I really wanted waffles for breakfast this past Saturday. I got up Saturday morning planning on trying to make yeasted waffles, I turned on the computer, opened up Google and searched for a recipe. I was really let down.. every recipe I wanted to try was an overnight recipe! Why didn't I know this?!? Ugh.. Waffles would have to wait until Sunday morning! I'm glad I decided to wait, these waffles were just what I wanted. They were really crispy on the outside and just melted on the inside. The yeast gave a wonderful flavor. I still love my mom's buttermilk waffles but these are just good!
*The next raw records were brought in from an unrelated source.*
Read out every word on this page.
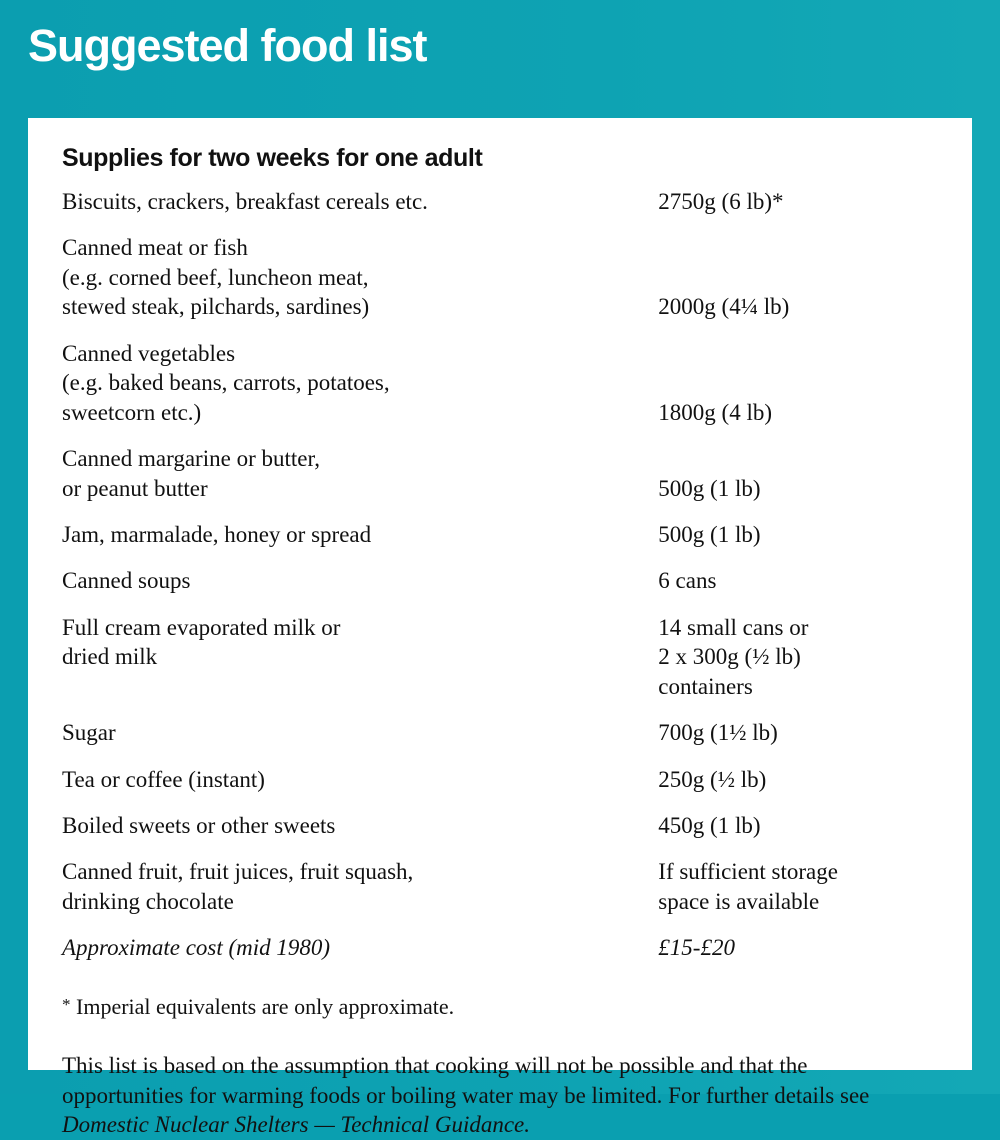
Suggested food list
Supplies for two weeks for one adult
Biscuits, crackers, breakfast cereals etc.	2750g (6 lb)*

Canned meat or fish
(e.g. corned beef, luncheon meat,
stewed steak, pilchards, sardines)	2000g (4¼ lb)

Canned vegetables
(e.g. baked beans, carrots, potatoes,
sweetcorn etc.)	1800g (4 lb)

Canned margarine or butter,
or peanut butter	500g (1 lb)

Jam, marmalade, honey or spread	500g (1 lb)

Canned soups	6 cans

Full cream evaporated milk or
dried milk	14 small cans or
2 x 300g (½ lb)
containers

Sugar	700g (1½ lb)

Tea or coffee (instant)	250g (½ lb)

Boiled sweets or other sweets	450g (1 lb)

Canned fruit, fruit juices, fruit squash,
drinking chocolate	If sufficient storage
space is available

Approximate cost (mid 1980)	£15-£20
* Imperial equivalents are only approximate.
This list is based on the assumption that cooking will not be possible and that the
opportunities for warming foods or boiling water may be limited. For further details see
Domestic Nuclear Shelters — Technical Guidance.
They are also a made over version of a yeasted waffle so they are much healthier.
- 1 package (1/4 ounce) active dry yeast
- 1/2 cup warm water (110° to 115°)
- 1 teaspoon sugar
- 2 cups warm fat-free milk (110° to 115°)
- 2 eggs, separated
- 2 tablespoons butter, melted
- 1 tablespoon canola oil
- 1-3/4 cups all-purpose flour (I used whole wheat)
- 1 teaspoon salt
1. In large bowl, dissolve yeast in warm water, Add sugar, and allow to stand for 5 minutes. Add milk, egg yolks, butter, and oil. Place egg whites in fridge for use in morning. Combine the flour and salt; stir into milk mixture. Cover and refrigerate overnight.
2. In morning allow egg whites come to room temperature. (~30 minutes). Beat egg whites until stiff peaks from. Stir batter and then fold in egg whites.